Ettore Scola dirige un film anomalo e politico come non mai, una sorta di "Cosa" ante litteram che scarnifica le contraddizioni del mondo operaio tra utopie e idealismo, in contrapposizione ad una accettazione "responsabile" e riformista. Un tema che il regista romano affronterà splendidamente in forma di racconto classico in C'eravamo tanto amati" e che in "Trevico" abbozza con uno stile docu-fiction essenziale e con poche concessioni alla finzione. Una regia asciutta, concentrata nel pedinamento del protagonista dal suo arrivo in città fino al suo inserimento(?) attraverso la sua istruzione programmata: il tutto sullo sfondo di una fabbrica moloch e con la suddivisione in quadri-stazione che ne disegnano il percorso con fermo-immagine sonorizzati dai rumori della fabbrica.

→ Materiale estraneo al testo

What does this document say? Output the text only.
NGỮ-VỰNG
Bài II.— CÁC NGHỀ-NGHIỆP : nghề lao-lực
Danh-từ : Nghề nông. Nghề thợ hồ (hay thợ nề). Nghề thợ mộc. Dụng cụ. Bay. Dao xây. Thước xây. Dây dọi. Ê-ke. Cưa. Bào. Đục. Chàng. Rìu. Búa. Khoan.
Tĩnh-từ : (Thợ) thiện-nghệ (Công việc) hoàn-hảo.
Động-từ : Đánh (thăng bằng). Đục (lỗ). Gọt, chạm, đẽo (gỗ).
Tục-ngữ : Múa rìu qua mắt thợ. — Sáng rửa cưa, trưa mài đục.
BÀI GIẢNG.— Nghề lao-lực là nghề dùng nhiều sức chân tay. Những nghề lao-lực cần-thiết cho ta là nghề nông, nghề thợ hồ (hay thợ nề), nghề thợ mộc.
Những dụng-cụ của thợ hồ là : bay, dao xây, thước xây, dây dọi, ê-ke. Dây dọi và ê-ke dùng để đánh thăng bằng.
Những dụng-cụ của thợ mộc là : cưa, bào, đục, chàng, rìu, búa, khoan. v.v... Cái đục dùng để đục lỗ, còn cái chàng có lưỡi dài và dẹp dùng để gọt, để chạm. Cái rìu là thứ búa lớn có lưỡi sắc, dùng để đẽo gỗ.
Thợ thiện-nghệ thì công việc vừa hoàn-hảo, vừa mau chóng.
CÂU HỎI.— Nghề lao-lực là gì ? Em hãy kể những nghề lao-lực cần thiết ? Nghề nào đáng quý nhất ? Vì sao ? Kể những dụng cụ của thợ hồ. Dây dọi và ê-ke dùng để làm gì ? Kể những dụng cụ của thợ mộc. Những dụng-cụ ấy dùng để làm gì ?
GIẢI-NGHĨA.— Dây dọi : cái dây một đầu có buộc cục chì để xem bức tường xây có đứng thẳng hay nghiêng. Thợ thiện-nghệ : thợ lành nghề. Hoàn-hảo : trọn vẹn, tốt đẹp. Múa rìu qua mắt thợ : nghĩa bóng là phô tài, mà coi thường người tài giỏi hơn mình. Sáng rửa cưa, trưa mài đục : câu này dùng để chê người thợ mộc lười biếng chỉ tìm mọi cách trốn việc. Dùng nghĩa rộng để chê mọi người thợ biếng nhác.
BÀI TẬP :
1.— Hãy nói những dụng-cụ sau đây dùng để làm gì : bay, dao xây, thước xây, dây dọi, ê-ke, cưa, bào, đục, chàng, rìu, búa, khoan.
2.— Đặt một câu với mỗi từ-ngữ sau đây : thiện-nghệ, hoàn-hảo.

La città stessa si fa scenografia, gli spazi architettonici diventano soggetto politico, testimonianza di sprechi, inutile sfarzo modernista e, in definitiva, prova vivente dello spregio del potere verso un popolo di sudditi da mungere. La monorotaia di Italia '61 contrapposta ai cortili, alle camerate, alle mense per poveri ed emigranti non possono che far pensare ad un cortocircuito del sistema, che pure gli autori cercano di attutire attraverso i dialoghi di "crescita" tra l'operaio Fortunato (di nome e -ironicamente- di fatto) e la studentessa maoista, così intrisa e appesantita di iconografie fuori dal tempo, che tanti errori di valutazione storica avrebbero portato negli anni a venire.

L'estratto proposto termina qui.